Um texto de Anselmo Borges
1. Esta - a da espada de Dâmocles - é uma estória sábia. Cícero também se lhe referiu nas Tusculanae Disputationes.
Conta-se que Dionísio, tirano de Siracusa, que vivia num luxuoso palácio, com o poder todo e servos às ordens para tudo, tinha um amigo invejoso e bajulador. Que sorte a tua!, repetia-lhe.
O rei, cansado de o ouvir, propôs-lhe que o substituísse por um dia. E Dâmocles viu-se com uma coroa de ouro na cabeça e, cercado de honras, de luxo e de prazeres, julgou-se o homem mais feliz do mundo. Sentado à mesa, onde se servia um banquete lauto, com vinhos raros, perfumes e música, inebriado, levantou os olhos. E o que viu? Uma enorme espada flamejante, afiada e pontiaguda, presa ao tecto apenas por um fio, que pendia sobre a sua cabeça. Aterrado, todo o entusiasmo se esvaiu e o rosto empalideceu. Era essa espada pendente que Dionísio via todos os dias, na ameaça constante de algo ou alguém cortar o fio.
Não é sob a espada de Dâmocles que nos encontramos todos? Nós, os portugueses; nós, os europeus; nós, os habitantes do planeta - sete mil milhões?
2. Estamos num cotovelo da História: até aqui chegámos, e, agora, o que se segue? Pela primeira vez, vivemos verdadeiramente num mundo globalizado, cujo centro se desloca para o Oriente. E quem manda? Quem vai deter o poder?

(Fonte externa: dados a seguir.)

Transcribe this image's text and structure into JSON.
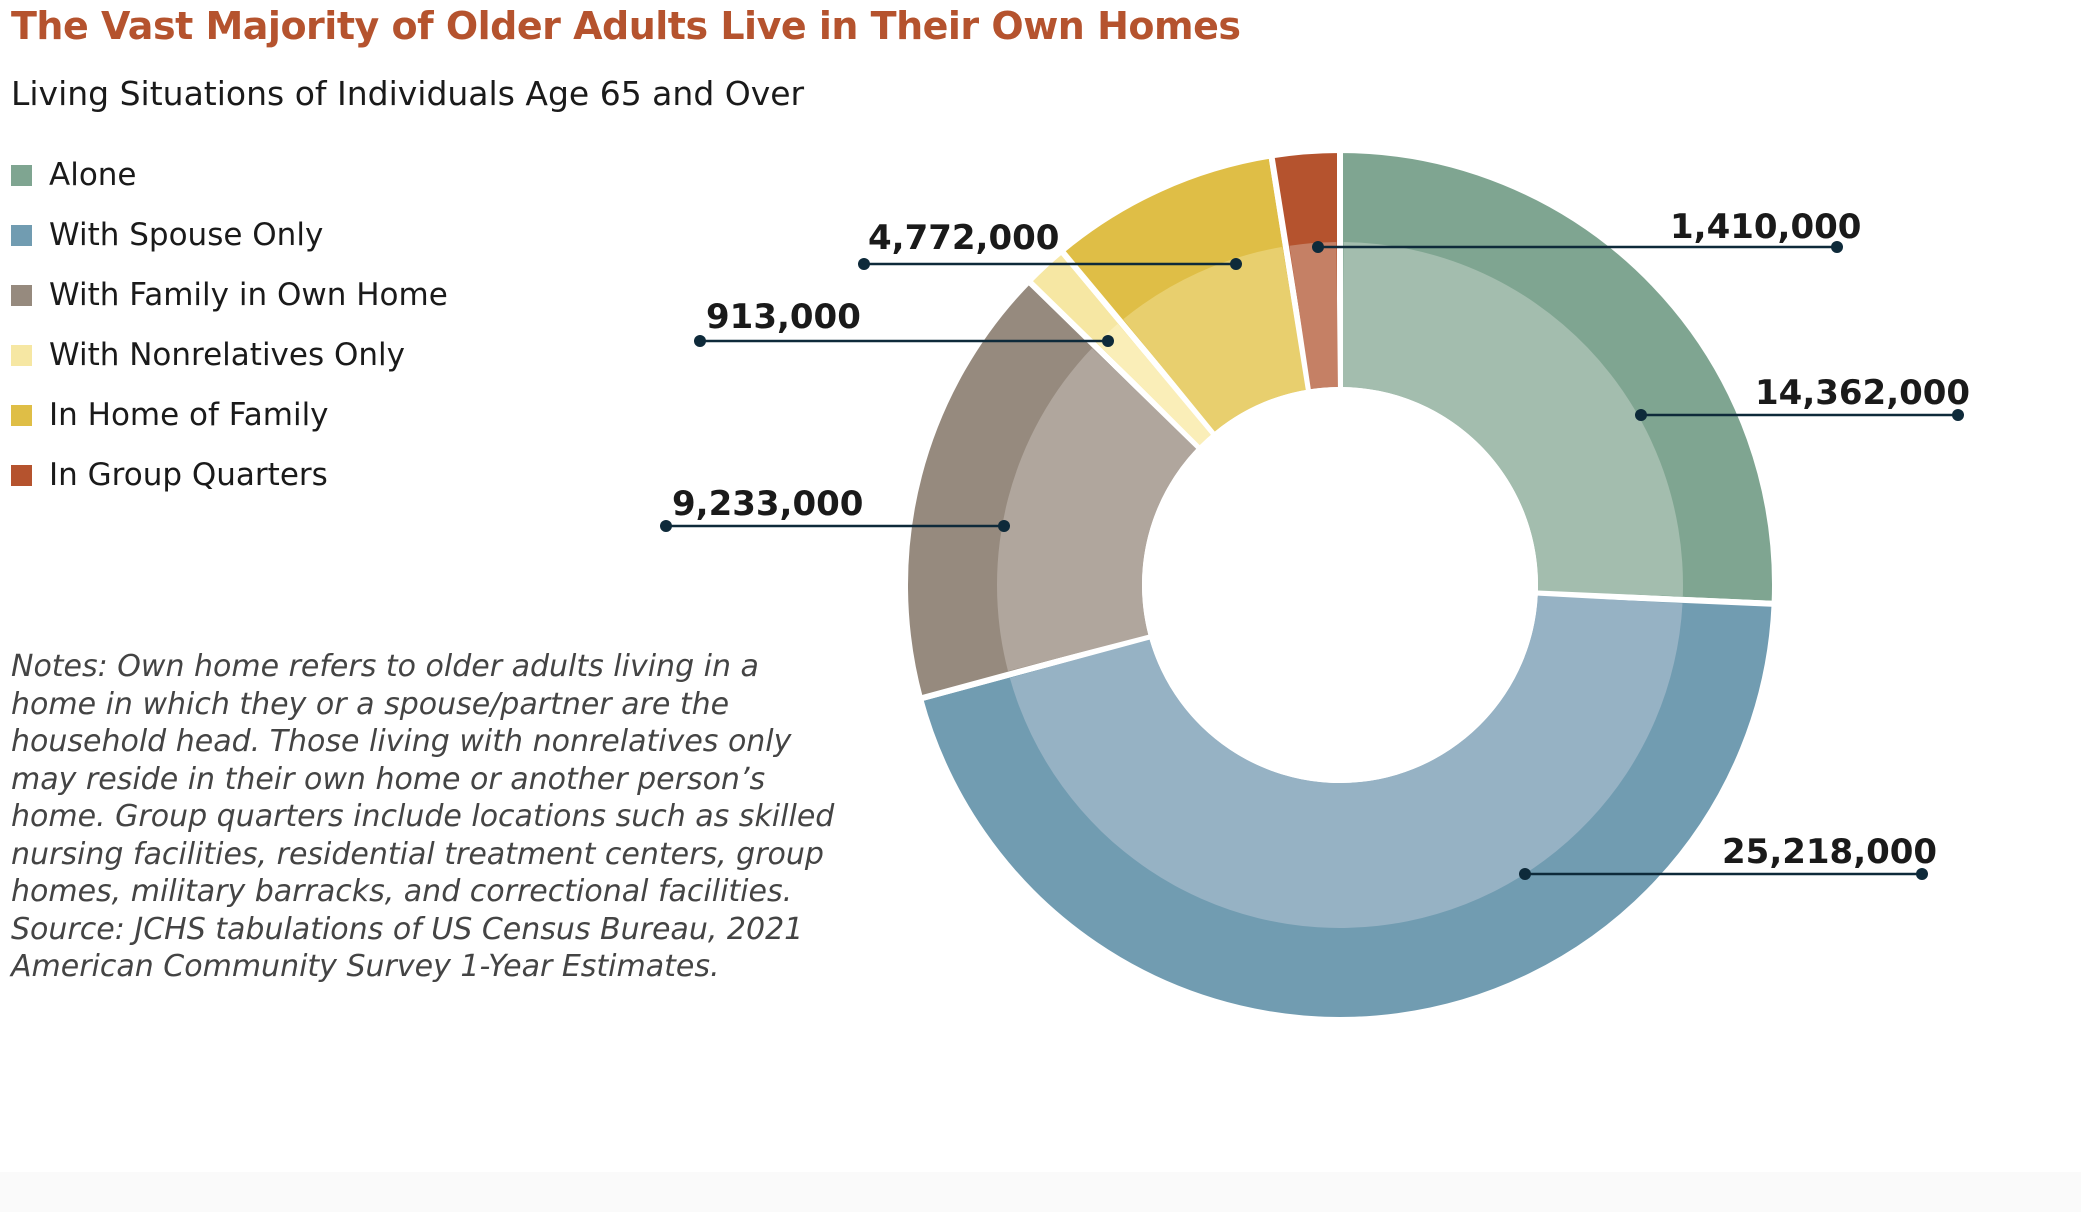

De qualquer modo, é como se a Humanidade tivesse perdido o controle. "De facto", escreve Frédéric Lenoir, da École des Hautes Études en Sciences Sociales, "já nenhuma instituição, nenhum Estado parece à altura de pôr freio à corrida no sentido do desconhecido - e talvez do abismo - para a qual nos precipitam a ideologia consumista e a mundialização sob a égide do capitalismo ultraliberal: acentuação dramática das desigualdades; catástrofes ecológicas que ameaçam o conjunto do planeta; especulação financeira descontrolada que fragiliza a economia mundial tornada global. Depois, há as transformações dos nossos modos de vida que fizeram do homem ocidental um desenraizado amnésico, mas igualmente incapaz de se projectar no futuro. Não há dúvida de que os nossos modos de vida mudaram mais durante o século passado do que durante os três ou quatro milénios anteriores."
Quando se está atento, percebe--se que, para encontrar algo de semelhante à revolução por que passamos, será necessário recuar até ao neolítico (uns 10. 000 anos antes da nossa era), quando se deu a sedentarização e os homens se dedicaram à agricultura e à criação de animais, ou até à primeira revolução industrial. Face aos novos desafios e à crise ampla e profunda, com catástrofes ecológicas, económicas e sociais que se anunciam, precisamos daquele "suplemento de alma" de que falou Bergson e que pode levar à "chance de um sobressalto, de uma renovação humanista e espiritual, mediante um acordar da consciência e um sentido mais agudo da responsabilidade individual e colectiva."
3. Seja como for, a História não está pré-escrita em lado nenhum. Só para dar um exemplo: quando se deu a queda do muro de Berlim, quantos não pensaram que estava iminente a chegada da paz perpétua? No entanto, é num mundo dramaticamente perigoso que nos encontramos. A própria democracia não é uma conquista definitivamente adquirida.
Mesmo entre nós, o recente primeiro grande estudo sobre a percepção da democracia não dá como consolidado o sistema democrático: só 56% dos portugueses dizem acreditar que o melhor sistema é a democracia e 15% vão declarando que, nalgumas circunstâncias, um governo autoritário é preferível a um sistema democrático.
E se, após tanta austeridade inevitável e a que ainda vai chegar, o país não arrancar para o crescimento económico e se acabarmos por ter de sair do euro e se se entrar em convulsões sociais e se for preciso um Governo de salvação nacional, a que reserva moral e institucional recorrer?
Aí está mais uma razão para considerar as recentes declarações do Presidente da República, que diz não ganhar para as suas despesas, desgraçadas e injustificáveis.